Advocates for historic preservation in Harford County are trying to drum up community support to preserve the historic Joesting-Gorsuch House near Bel Air, which is expected to demolished to make way for new houses planned along the entrance to Winters Run Golf Club.
"Everybody in the historical preservation community who knows of this is appalled to think that this 18th-century building could be sacrificed in order to provide one new home site for Harford County," Jim Chrismer, a member and past chair of the Harford County Historic Preservation Commission, said last week.
A plan to develop five residential lots on nearly 12 acres of the golf club's property off North Tollgate Road was reviewed by the Harford Development Advisory Committee Sept. 3. During the session, staff from the county's Department of Planning and Zoning and others urged the owner's representatives to preserve or relocate the house.
Gemcraft Homes of Forest Hill is the contract purchaser of the land and will oversee the construction of the five new houses.
"As a citizen of Harford County, as a resident for 70 years, it's just horrifying to me that a building that is perfectly capable of being restored be sacrificed on the need of 21st-century affluent Americans who construct a modern home near their golf course," said Chrismer, who also edits The Harford Historical Bulletin, the Historical Society of Harford County's quarterly publication. He stressed that he was giving his personal opinion, not that of the society.
County planners estimate the oldest portion of the Joesting-Gorsuch House dates to the 1730s, which would make it one of the oldest houses standing in Harford County.
Golf club officials have said the property is not being used and selling the land will help raise money for capital improvements to the course and debt service.
The Joesting-Gorsuch House formerly was used as a golf club pro shop and storage building, as well as a residence for the course superintendent but it has not been used for anything during the past two years. Club officials also have said the structure has deteriorated to the point it is not worth maintaining.
Chrismer said that if the house cannot be saved, members of the local preservation community should be able to document its architectural features before it is demolished.
"Our mission, in the county code, is to educate and work to preserve historic properties in Harford County," Robert Thomas, the historic commission chair, explained.

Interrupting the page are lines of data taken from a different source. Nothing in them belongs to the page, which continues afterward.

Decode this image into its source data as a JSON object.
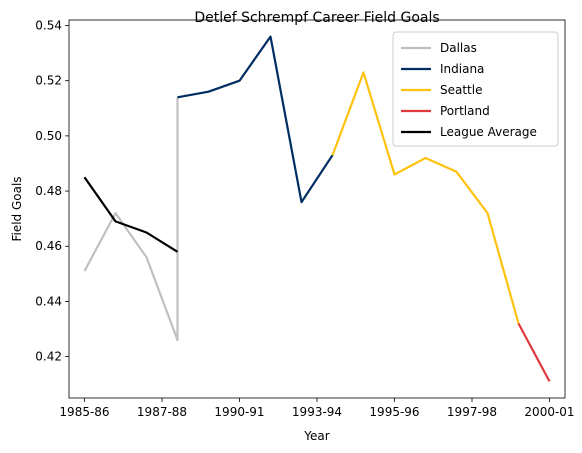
{
  "chart_data": {
    "type": "line",
    "title": "Detlef Schrempf Career Field Goals",
    "xlabel": "Year",
    "ylabel": "Field Goals",
    "xticks": [
      "1985-86",
      "1987-88",
      "1990-91",
      "1993-94",
      "1995-96",
      "1997-98",
      "2000-01"
    ],
    "yticks": [
      "0.42",
      "0.44",
      "0.46",
      "0.48",
      "0.50",
      "0.52",
      "0.54"
    ],
    "xlim": [
      -0.5,
      15.5
    ],
    "ylim": [
      0.405,
      0.542
    ],
    "grid": false,
    "legend_position": "top-right",
    "series": [
      {
        "name": "Dallas",
        "color": "#c0c0c0",
        "points": [
          [
            0,
            0.451
          ],
          [
            1,
            0.472
          ],
          [
            2,
            0.456
          ],
          [
            3,
            0.426
          ],
          [
            3,
            0.514
          ]
        ]
      },
      {
        "name": "Indiana",
        "color": "#002d62",
        "points": [
          [
            3,
            0.514
          ],
          [
            4,
            0.516
          ],
          [
            5,
            0.52
          ],
          [
            6,
            0.536
          ],
          [
            7,
            0.476
          ],
          [
            8,
            0.493
          ]
        ]
      },
      {
        "name": "Seattle",
        "color": "#ffc20e",
        "points": [
          [
            8,
            0.493
          ],
          [
            9,
            0.523
          ],
          [
            10,
            0.486
          ],
          [
            11,
            0.492
          ],
          [
            12,
            0.487
          ],
          [
            13,
            0.472
          ],
          [
            14,
            0.432
          ]
        ]
      },
      {
        "name": "Portland",
        "color": "#e03a3e",
        "points": [
          [
            14,
            0.432
          ],
          [
            15,
            0.411
          ]
        ]
      },
      {
        "name": "League Average",
        "color": "#000000",
        "points": [
          [
            0,
            0.485
          ],
          [
            1,
            0.469
          ],
          [
            2,
            0.465
          ],
          [
            3,
            0.458
          ]
        ]
      }
    ]
  }
}
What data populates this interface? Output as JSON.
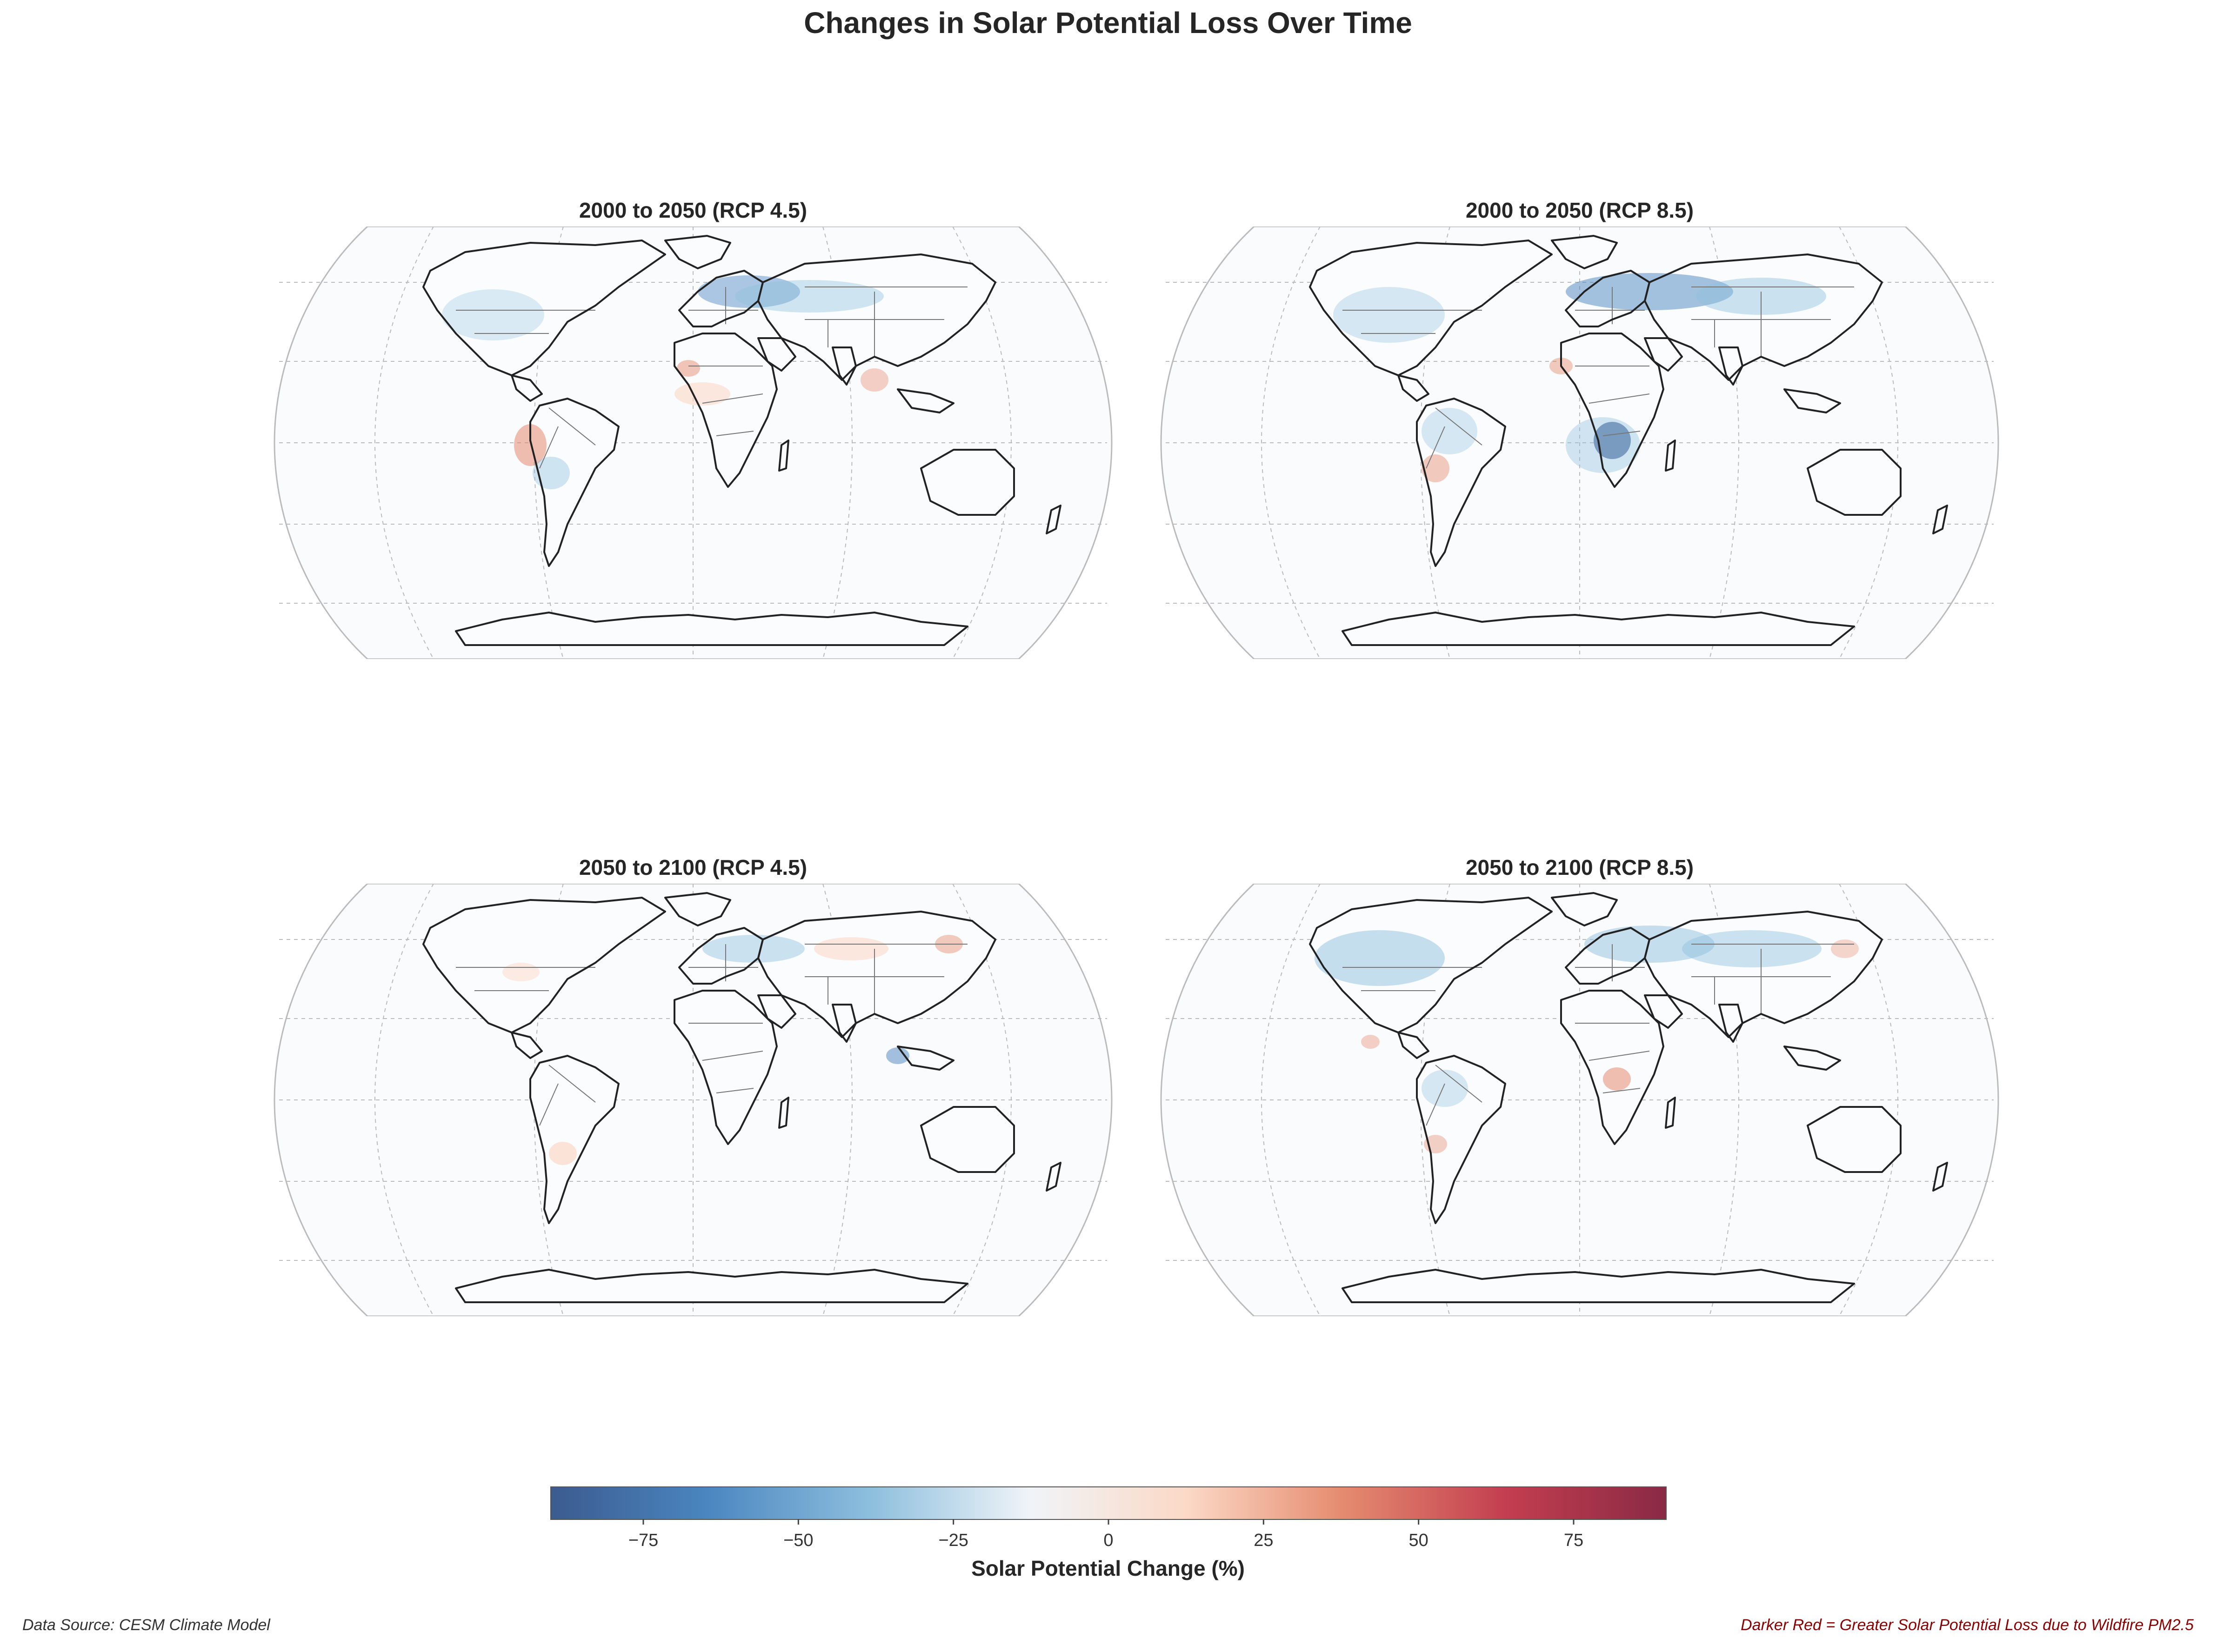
{
  "figure": {
    "title": "Changes in Solar Potential Loss Over Time"
  },
  "panels": [
    {
      "title": "2000 to 2050 (RCP 4.5)"
    },
    {
      "title": "2000 to 2050 (RCP 8.5)"
    },
    {
      "title": "2050 to 2100 (RCP 4.5)"
    },
    {
      "title": "2050 to 2100 (RCP 8.5)"
    }
  ],
  "colorbar": {
    "label": "Solar Potential Change (%)",
    "ticks": [
      "−75",
      "−50",
      "−25",
      "0",
      "25",
      "50",
      "75"
    ],
    "tick_values": [
      -75,
      -50,
      -25,
      0,
      25,
      50,
      75
    ],
    "range": [
      -90,
      90
    ],
    "colormap": [
      "#3b5b8f",
      "#4a86c0",
      "#8fc0de",
      "#f0f4f8",
      "#fbd9c6",
      "#e58b6f",
      "#c23d4f",
      "#8a2a45"
    ]
  },
  "footer": {
    "source": "Data Source: CESM Climate Model",
    "note": "Darker Red = Greater Solar Potential Loss due to Wildfire PM2.5"
  },
  "colors": {
    "coastline": "#222222",
    "borders": "#777777",
    "gridlines": "#bbbbbb",
    "ocean": "#fafbfd",
    "note_text": "#8b0000"
  }
}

Thomas is also the spokesman for the county Department of Emergency Services.
He stressed that "if the property is razed, it's gone forever."
"It doesn't matter if we have photographs or measurements of it," Thomas explained. "Once the property's gone, it's gone for all time, and that property has withstood severe storms, weather events and it has withstood 200 years, and it's something that we think should be maintained as much as possible."
Thomas said commission leaders have asked Ivy Freitag, a historic preservation planner with the Department of Planning and Zoning, to send a letter to the golf club expressing the commission's concern about the loss of the house.
He said the commission is also "seeking support from the community."
Robert McArtor, a Realtor with RE/MAX Components of Fallston, made his own visual document of the house about five months ago.
McArtor uses a radio-controlled unmanned aerial vehicle, called a quadcopter, with a GoPro camera attached to it to record aerial videos of Harford County landmarks and of properties he has listed for sale.
"I try and shoot videos around Harford County that I feel would be of interest of the public," he said.
He made a video of the Joesting-Gorsuch House in late April after learning it could be demolished. The video can be found on YouTube with the title "Historic Joesting-Gorsuch House Harford County's Oldest House in Bel Air."
"I knew that this historic house would be of interest to generations in the future of Harford County," McArtor said.
"I thought that over the years it has been very well maintained, and I would love to see the property located to another plot of land," he said.